I realized Gabe was still talking. “I know you’re worried about logistics, so I’ve saved the best part for last. I am renting you these chickens. We will pick them up, with their coop and food and the number for a 24-hour chicken care hotline. I’ll help you set everything up. You and the kids can keep them for as long as you like. The minute these chickens feel overwhelming, we’ll return them.”
Temporary chickens? Chickens I can love with no responsibility (just like MTV when I was 12)? Someone to help me figure out the things I didn’t know? I was thrilled and all in.
We hit the highway in Gabe’s old pick-up the next weekend, headed to get our girls. When we arrived, we talked with the farmer. He asked how often I wanted eggs, and how old the kids were. He let me choose my hens, making sure they were soft and tame and could be hauled around on a hip.
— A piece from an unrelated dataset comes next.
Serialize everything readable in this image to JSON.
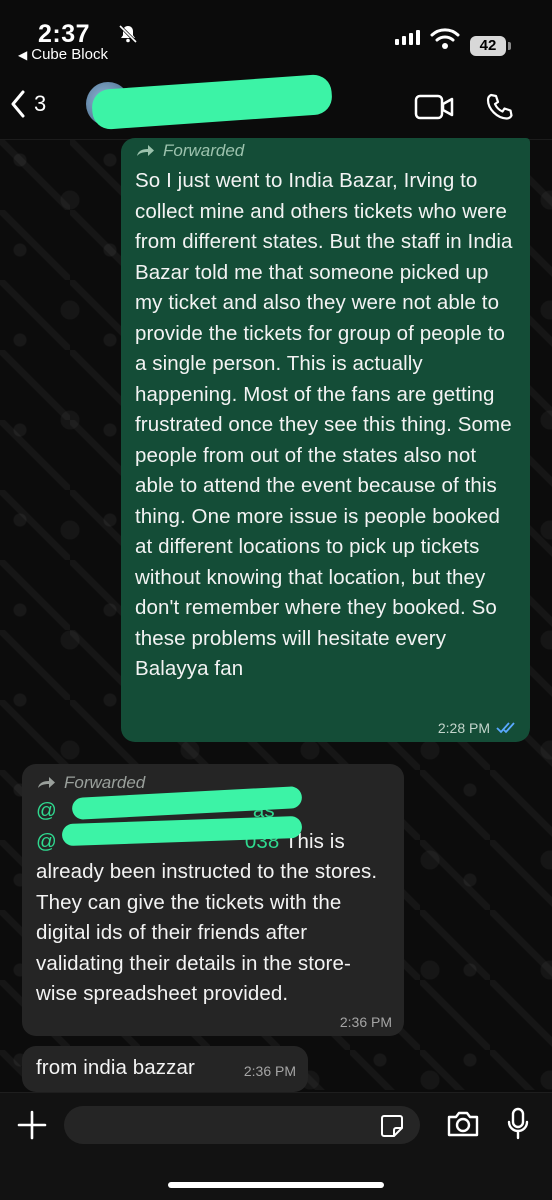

Gabe took care of all the logistics, loading the coop and confirming the hotline number (I know—I didn’t believe it was a thing either, but it’s the new millennium, people).
Riding home next to that tall handsome guy, with the hens clucking and cooing happily in the coop behind us, I was the happiest I’d been in a long time. Gabe listened to what I wanted and knew what I needed, and delivered on both. He’d heard and seen me, and shown up next to me. It’s a skill he’s demonstrated often since then, but that first time is still my favorite. That was when I knew it was safe to love him.